ONCE when I was just a little shaver there was a Great Plague in London, where we were living at the time, and all us Hogbens had to clear out. I remember the hullabaloo in the city but looking back now it don’t seem a patch on the hullabaloo in State Center station when the train pulled in. Times have changed, I guess.
Whistles blowing, horns honking, radios yelling bloody murder—seems like every invention in the last two hundred years had been noisier than the one before it.
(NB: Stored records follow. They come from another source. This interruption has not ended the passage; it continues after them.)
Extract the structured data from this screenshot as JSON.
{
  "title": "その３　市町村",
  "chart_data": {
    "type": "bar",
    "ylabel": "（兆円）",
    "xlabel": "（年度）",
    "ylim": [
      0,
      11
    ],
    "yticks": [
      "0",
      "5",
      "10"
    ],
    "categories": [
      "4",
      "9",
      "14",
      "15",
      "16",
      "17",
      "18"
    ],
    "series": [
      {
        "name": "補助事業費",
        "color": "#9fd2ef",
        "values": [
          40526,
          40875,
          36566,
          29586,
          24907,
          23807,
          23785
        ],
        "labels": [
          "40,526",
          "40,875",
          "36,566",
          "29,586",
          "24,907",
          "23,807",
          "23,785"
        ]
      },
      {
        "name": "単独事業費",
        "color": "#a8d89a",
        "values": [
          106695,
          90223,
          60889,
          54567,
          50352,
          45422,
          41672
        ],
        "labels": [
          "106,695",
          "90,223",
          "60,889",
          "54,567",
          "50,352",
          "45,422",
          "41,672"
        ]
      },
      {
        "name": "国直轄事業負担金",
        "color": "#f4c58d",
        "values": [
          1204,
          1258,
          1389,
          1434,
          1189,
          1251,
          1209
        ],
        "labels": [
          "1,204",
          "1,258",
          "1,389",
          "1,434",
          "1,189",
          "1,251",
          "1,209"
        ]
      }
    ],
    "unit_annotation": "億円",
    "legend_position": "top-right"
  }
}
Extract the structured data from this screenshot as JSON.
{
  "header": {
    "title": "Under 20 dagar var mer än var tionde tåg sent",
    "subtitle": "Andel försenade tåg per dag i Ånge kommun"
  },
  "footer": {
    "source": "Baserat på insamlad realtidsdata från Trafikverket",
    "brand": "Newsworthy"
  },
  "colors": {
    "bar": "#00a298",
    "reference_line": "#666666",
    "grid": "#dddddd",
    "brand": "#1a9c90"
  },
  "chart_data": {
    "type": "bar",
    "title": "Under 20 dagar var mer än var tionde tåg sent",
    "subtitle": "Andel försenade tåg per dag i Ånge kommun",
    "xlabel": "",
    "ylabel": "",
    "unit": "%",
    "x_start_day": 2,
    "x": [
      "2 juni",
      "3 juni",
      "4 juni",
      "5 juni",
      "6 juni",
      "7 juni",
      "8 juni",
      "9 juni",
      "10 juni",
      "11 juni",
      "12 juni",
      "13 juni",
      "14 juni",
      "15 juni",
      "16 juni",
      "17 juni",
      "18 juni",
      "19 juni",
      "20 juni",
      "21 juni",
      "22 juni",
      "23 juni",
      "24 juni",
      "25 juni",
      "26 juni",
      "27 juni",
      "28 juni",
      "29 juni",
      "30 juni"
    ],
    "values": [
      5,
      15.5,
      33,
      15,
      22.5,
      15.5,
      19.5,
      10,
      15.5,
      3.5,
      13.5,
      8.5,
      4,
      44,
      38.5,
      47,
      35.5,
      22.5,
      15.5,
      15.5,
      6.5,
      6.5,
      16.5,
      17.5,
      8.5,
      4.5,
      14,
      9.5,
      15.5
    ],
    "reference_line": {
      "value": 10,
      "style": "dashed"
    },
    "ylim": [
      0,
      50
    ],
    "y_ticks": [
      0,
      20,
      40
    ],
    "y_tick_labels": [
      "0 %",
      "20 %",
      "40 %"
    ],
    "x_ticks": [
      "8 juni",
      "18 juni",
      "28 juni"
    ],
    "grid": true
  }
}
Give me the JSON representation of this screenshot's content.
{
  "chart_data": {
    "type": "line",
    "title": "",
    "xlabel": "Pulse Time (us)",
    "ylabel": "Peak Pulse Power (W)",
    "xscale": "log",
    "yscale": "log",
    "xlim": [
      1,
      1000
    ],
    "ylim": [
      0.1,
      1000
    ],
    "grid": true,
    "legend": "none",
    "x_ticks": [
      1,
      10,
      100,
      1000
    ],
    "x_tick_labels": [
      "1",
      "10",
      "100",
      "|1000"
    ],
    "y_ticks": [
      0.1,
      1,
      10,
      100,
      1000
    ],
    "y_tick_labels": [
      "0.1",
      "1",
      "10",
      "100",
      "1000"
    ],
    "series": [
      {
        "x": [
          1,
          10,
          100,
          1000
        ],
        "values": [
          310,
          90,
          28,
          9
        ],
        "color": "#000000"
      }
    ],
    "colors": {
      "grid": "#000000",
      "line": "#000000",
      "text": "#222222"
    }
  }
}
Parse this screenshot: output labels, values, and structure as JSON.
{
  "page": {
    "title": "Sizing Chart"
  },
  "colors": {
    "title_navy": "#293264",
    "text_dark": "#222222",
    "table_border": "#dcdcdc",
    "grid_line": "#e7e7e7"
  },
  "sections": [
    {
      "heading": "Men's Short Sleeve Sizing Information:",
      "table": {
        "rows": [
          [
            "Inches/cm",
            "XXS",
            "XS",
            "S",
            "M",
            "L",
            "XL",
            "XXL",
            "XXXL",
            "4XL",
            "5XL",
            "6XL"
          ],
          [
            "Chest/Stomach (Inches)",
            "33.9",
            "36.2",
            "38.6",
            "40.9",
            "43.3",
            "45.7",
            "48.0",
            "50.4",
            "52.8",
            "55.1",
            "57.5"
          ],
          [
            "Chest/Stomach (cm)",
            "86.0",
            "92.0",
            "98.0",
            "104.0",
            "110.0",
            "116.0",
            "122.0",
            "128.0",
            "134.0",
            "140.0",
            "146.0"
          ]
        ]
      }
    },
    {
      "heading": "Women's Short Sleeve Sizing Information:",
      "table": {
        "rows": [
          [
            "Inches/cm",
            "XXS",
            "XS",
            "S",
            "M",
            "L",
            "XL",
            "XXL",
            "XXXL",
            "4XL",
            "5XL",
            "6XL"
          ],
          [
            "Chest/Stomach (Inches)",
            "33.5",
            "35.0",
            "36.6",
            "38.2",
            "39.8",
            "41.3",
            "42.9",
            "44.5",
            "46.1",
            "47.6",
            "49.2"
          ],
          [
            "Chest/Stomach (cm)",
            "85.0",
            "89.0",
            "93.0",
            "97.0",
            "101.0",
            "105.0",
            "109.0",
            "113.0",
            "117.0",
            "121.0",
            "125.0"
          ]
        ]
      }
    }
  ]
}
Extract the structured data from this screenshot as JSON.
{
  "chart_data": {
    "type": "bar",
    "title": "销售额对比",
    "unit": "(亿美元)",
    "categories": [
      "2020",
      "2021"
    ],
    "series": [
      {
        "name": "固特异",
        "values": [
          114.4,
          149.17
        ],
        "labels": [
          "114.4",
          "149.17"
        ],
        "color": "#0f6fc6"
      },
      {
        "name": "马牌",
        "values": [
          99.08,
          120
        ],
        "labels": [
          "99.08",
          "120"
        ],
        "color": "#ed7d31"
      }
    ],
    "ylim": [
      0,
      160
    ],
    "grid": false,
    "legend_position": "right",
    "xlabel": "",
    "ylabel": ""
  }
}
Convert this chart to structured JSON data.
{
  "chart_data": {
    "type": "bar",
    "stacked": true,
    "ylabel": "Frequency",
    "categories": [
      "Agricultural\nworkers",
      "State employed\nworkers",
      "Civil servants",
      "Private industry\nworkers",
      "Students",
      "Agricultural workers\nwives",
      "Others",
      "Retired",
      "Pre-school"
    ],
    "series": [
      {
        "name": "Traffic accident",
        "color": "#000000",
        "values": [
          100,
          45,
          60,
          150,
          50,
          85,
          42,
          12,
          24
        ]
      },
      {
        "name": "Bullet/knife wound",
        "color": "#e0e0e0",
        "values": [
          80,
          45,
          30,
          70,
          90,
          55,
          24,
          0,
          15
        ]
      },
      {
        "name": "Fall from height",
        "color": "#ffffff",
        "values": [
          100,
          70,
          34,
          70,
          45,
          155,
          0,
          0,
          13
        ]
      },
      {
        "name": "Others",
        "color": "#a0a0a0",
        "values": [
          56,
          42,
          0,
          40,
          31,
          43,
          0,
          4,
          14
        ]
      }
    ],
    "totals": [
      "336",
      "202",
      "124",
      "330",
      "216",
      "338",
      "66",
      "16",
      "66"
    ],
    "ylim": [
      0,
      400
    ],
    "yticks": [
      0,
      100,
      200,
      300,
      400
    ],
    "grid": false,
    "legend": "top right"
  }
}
Made my head ache until I fixed up something Paw once called a raised decibel threshold, which was pure showing-off.
Uncle Lem didn’t know I was anywhere around. I took care to think real quiet but he was so wrapped up in his worries he wasn’t paying no mind to nothing. I followed him through the crowds in the station and out onto a wide street full of traffic. It was a relief to get away from the trains.